MOVIE LIFE by Richard Edson
MOVIE LIFE by Richard Edson
$35.00
MOVIE LIFE by Richard Edson
Movie Life is an inside photographic portrait of the film industry by the veteran character actor Richard Edson. Although primarily known for his acting accomplishments, Edson stared his career working as a musician, first as a the original drummer for Sonic Youth, and later in the seminal NYC funk collective Konk, for whom he preformed with throughout the early 1980s. It was around this period that he was approached by Jim Jarmusch who cast him alongside John Lurie in his 1984 breakout film entitled Stranger Than Paradise.
Since then Edson has gone on to have a long and successful movie career and has appeared in over 100 films, including Desperately Seeking Susan; Ferris Bueller’s Day Off; Good Morning, Vietnam; Do the Right Thing; Eight Men Out, plus many others. Throughout this period he nurtured a keen interest in photography but held back from actively shooting on set as he felt it distracted from his primary responsibly as an actor. However, when he was cast in Oliver Stone’s Platoon and Alex Cox’s Walker, (films shot in the Philippines and Nicaragua respectively), he realized these were opportunities he couldn’t fail to document.
Combining high-contrast format together with a first-hand insider viewpoint Edson assembles a unique behind-the-scenes perspective of film making that is unsurpassed in scope. Taken over a 30 year period, and entirely shot using B&W film, Movie Life features portraits of famous friends and colleagues from in front and behind the camera such as Willem Dafoe, Steve Buscemi, Edie Falco, Dee Dee Ramone, Ed Harris, Laurie Metcalf, Holly Hunter, John Sayles, and Wim Wenders.

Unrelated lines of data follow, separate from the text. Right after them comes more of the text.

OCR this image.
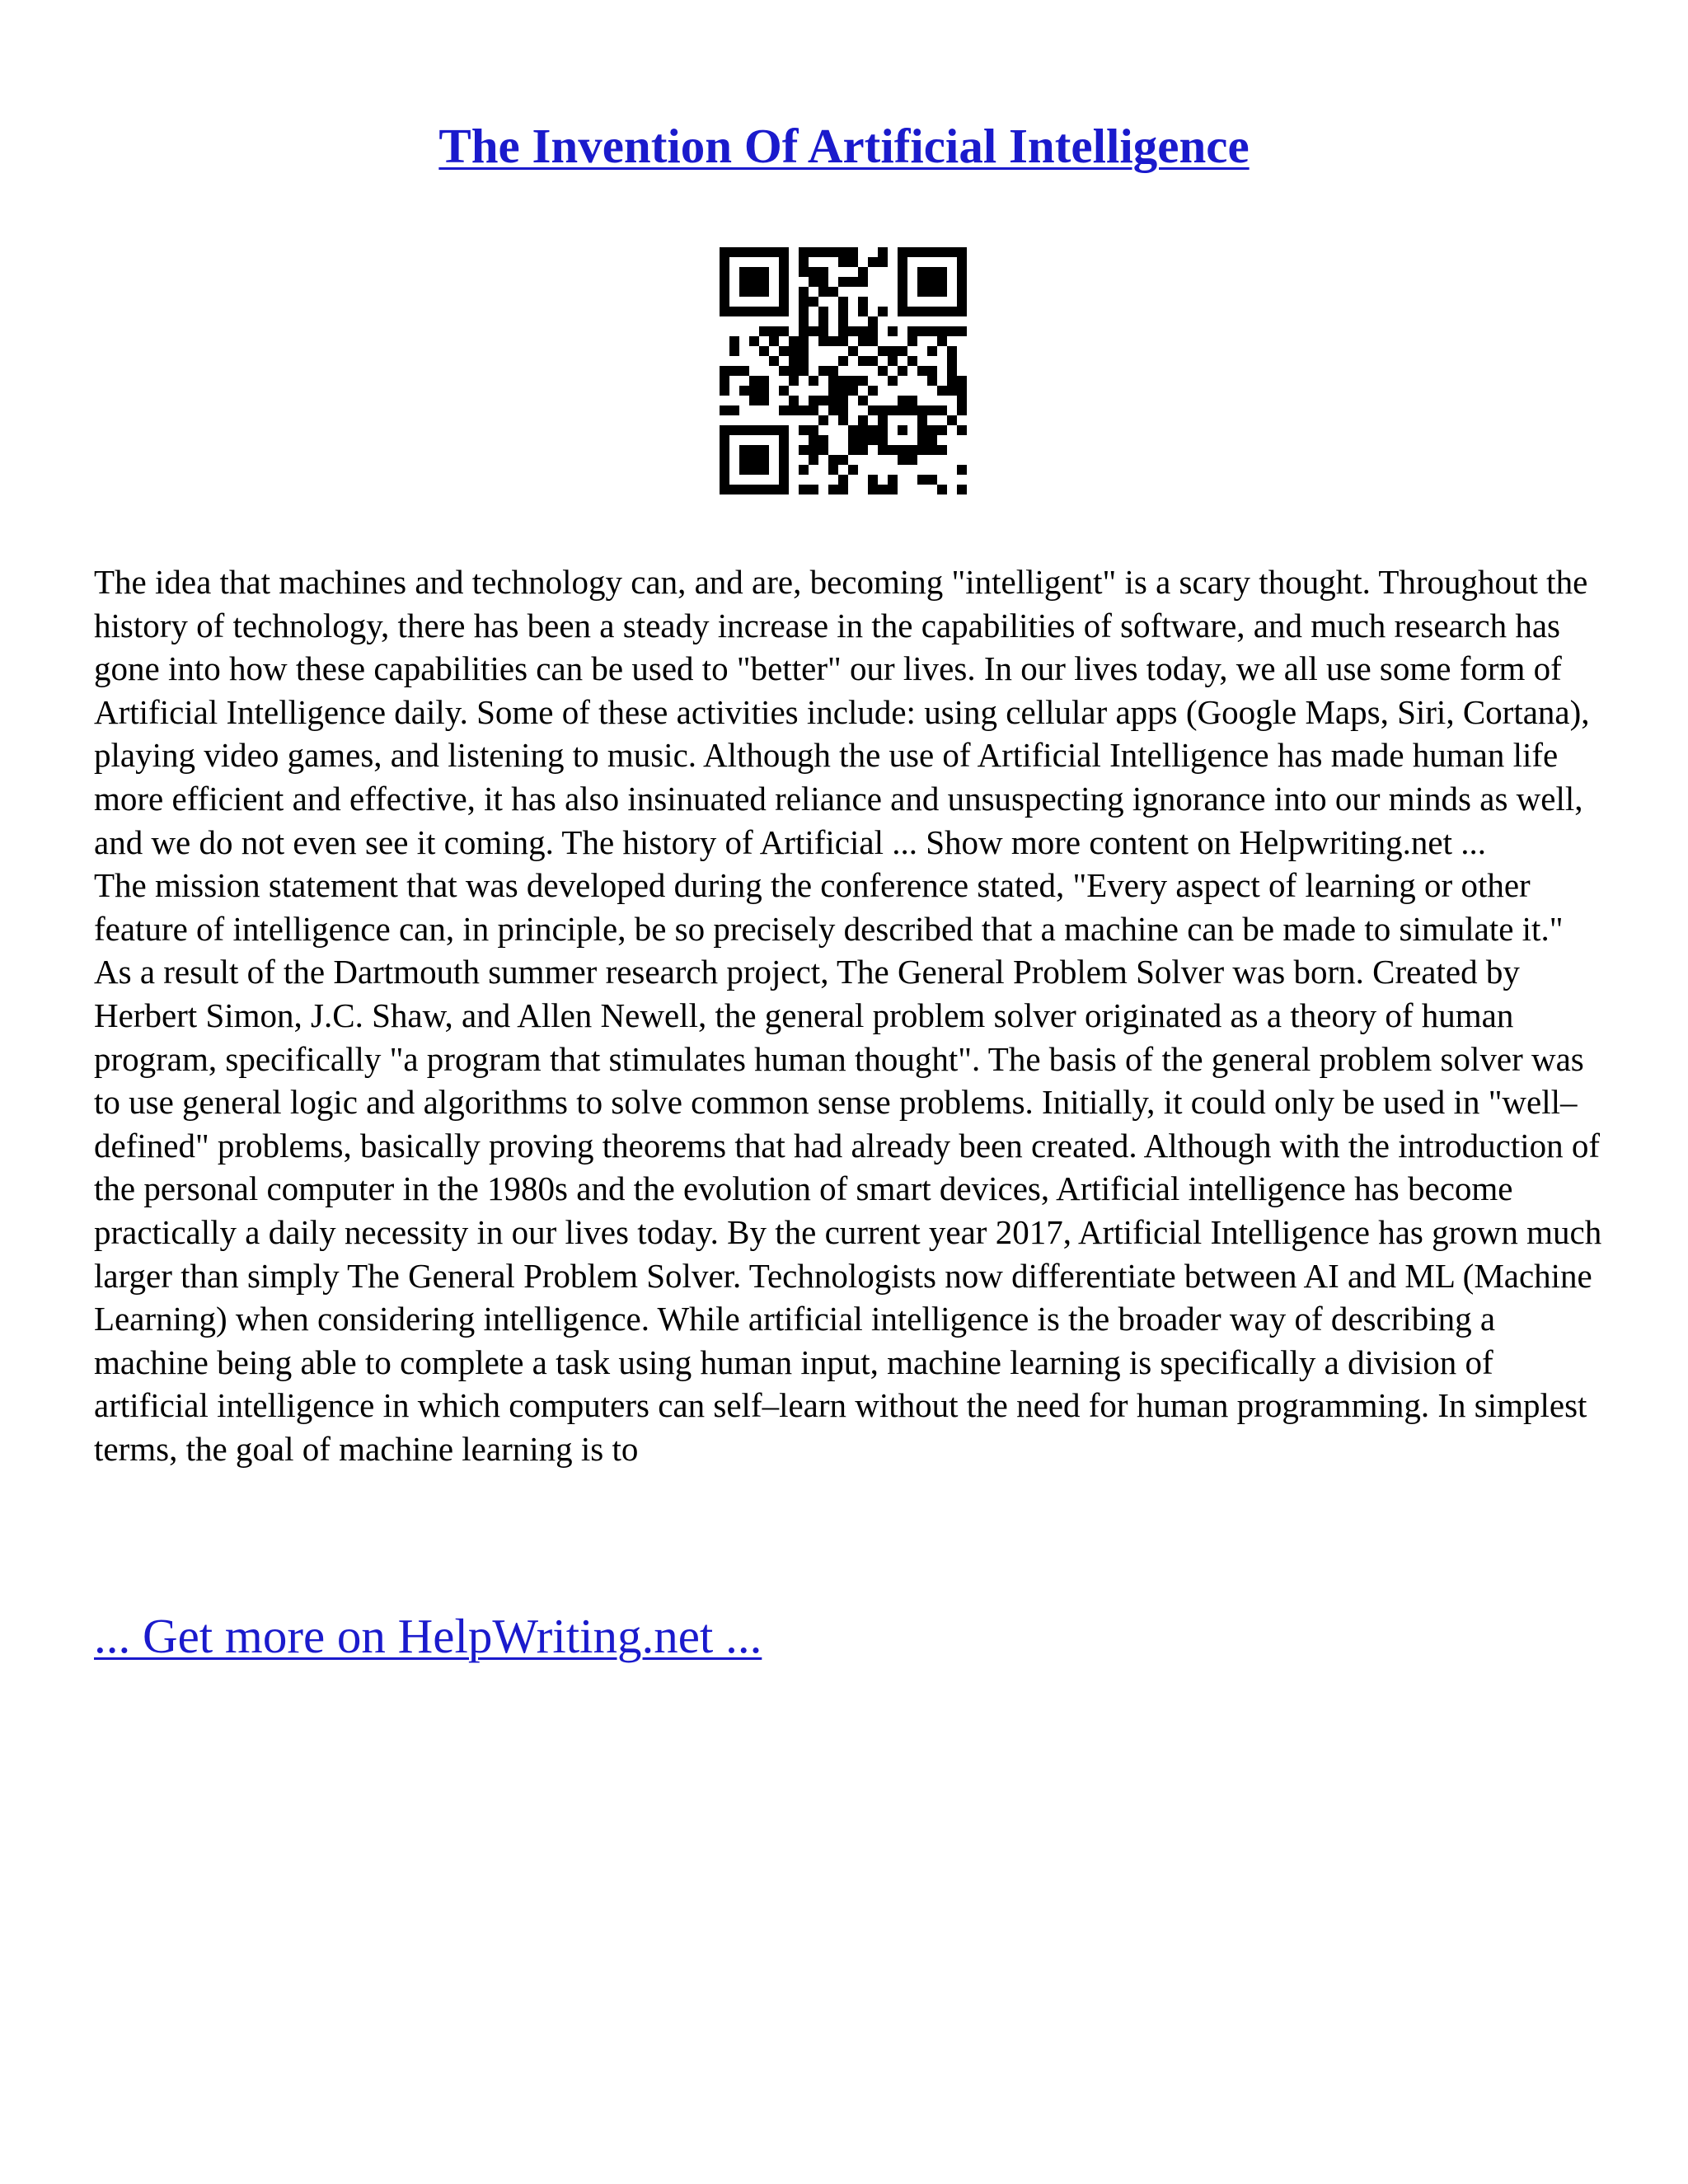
The Invention Of Artificial Intelligence

The idea that machines and technology can, and are, becoming "intelligent" is a scary thought. Throughout the history of technology, there has been a steady increase in the capabilities of software, and much research has gone into how these capabilities can be used to "better" our lives. In our lives today, we all use some form of Artificial Intelligence daily. Some of these activities include: using cellular apps (Google Maps, Siri, Cortana), playing video games, and listening to music. Although the use of Artificial Intelligence has made human life more efficient and effective, it has also insinuated reliance and unsuspecting ignorance into our minds as well, and we do not even see it coming. The history of Artificial ... Show more content on Helpwriting.net ...

The mission statement that was developed during the conference stated, "Every aspect of learning or other feature of intelligence can, in principle, be so precisely described that a machine can be made to simulate it." As a result of the Dartmouth summer research project, The General Problem Solver was born. Created by Herbert Simon, J.C. Shaw, and Allen Newell, the general problem solver originated as a theory of human program, specifically "a program that stimulates human thought". The basis of the general problem solver was to use general logic and algorithms to solve common sense problems. Initially, it could only be used in "well–defined" problems, basically proving theorems that had already been created. Although with the introduction of the personal computer in the 1980s and the evolution of smart devices, Artificial intelligence has become practically a daily necessity in our lives today. By the current year 2017, Artificial Intelligence has grown much larger than simply The General Problem Solver. Technologists now differentiate between AI and ML (Machine Learning) when considering intelligence. While artificial intelligence is the broader way of describing a machine being able to complete a task using human input, machine learning is specifically a division of artificial intelligence in which computers can self–learn without the need for human programming. In simplest terms, the goal of machine learning is to

... Get more on HelpWriting.net ...
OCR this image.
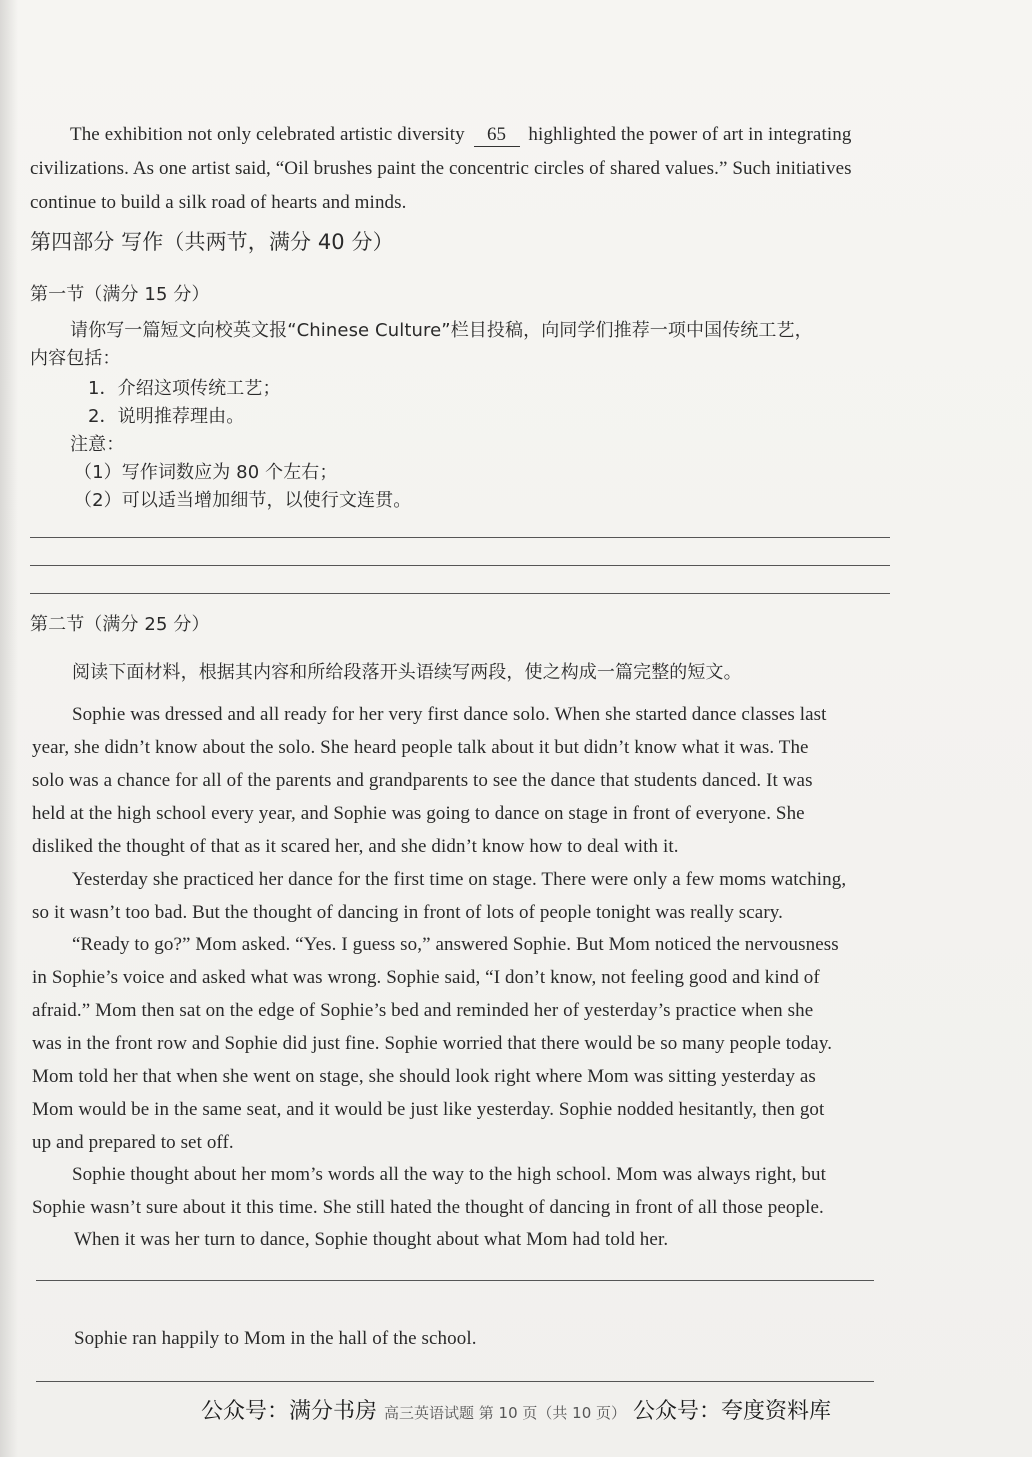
The exhibition not only celebrated artistic diversity 65 highlighted the power of art in integrating
civilizations. As one artist said, “Oil brushes paint the concentric circles of shared values.” Such initiatives
continue to build a silk road of hearts and minds.
第四部分 写作（共两节，满分 40 分）
第一节（满分 15 分）
请你写一篇短文向校英文报“Chinese Culture”栏目投稿，向同学们推荐一项中国传统工艺，
内容包括：
1．介绍这项传统工艺；
2．说明推荐理由。
注意：
（1）写作词数应为 80 个左右；
（2）可以适当增加细节，以使行文连贯。
第二节（满分 25 分）
阅读下面材料，根据其内容和所给段落开头语续写两段，使之构成一篇完整的短文。
Sophie was dressed and all ready for her very first dance solo. When she started dance classes last
year, she didn’t know about the solo. She heard people talk about it but didn’t know what it was. The
solo was a chance for all of the parents and grandparents to see the dance that students danced. It was
held at the high school every year, and Sophie was going to dance on stage in front of everyone. She
disliked the thought of that as it scared her, and she didn’t know how to deal with it.
Yesterday she practiced her dance for the first time on stage. There were only a few moms watching,
so it wasn’t too bad. But the thought of dancing in front of lots of people tonight was really scary.
“Ready to go?” Mom asked. “Yes. I guess so,” answered Sophie. But Mom noticed the nervousness
in Sophie’s voice and asked what was wrong. Sophie said, “I don’t know, not feeling good and kind of
afraid.” Mom then sat on the edge of Sophie’s bed and reminded her of yesterday’s practice when she
was in the front row and Sophie did just fine. Sophie worried that there would be so many people today.
Mom told her that when she went on stage, she should look right where Mom was sitting yesterday as
Mom would be in the same seat, and it would be just like yesterday. Sophie nodded hesitantly, then got
up and prepared to set off.
Sophie thought about her mom’s words all the way to the high school. Mom was always right, but
Sophie wasn’t sure about it this time. She still hated the thought of dancing in front of all those people.
When it was her turn to dance, Sophie thought about what Mom had told her.
Sophie ran happily to Mom in the hall of the school.
公众号：满分书房 高三英语试题 第 10 页（共 10 页） 公众号：夸度资料库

Documenting the dramatic as well as the mundane Edson presents the full spectrum of film production, from the exotic and creative process of shooting on location, to the not-so-glamorous necessity of promoting films at festivals, press junkets and countless interviews. In the end what one is presented with is a portrait of an industry as well as a life contained within that industry, and as Edson explains in the epilogue: “Becoming an actor was a good excuse to take photographs. The places I was went, the people I met, plus being involved in the whole machinery of film making was a subject that was too great to pass up.”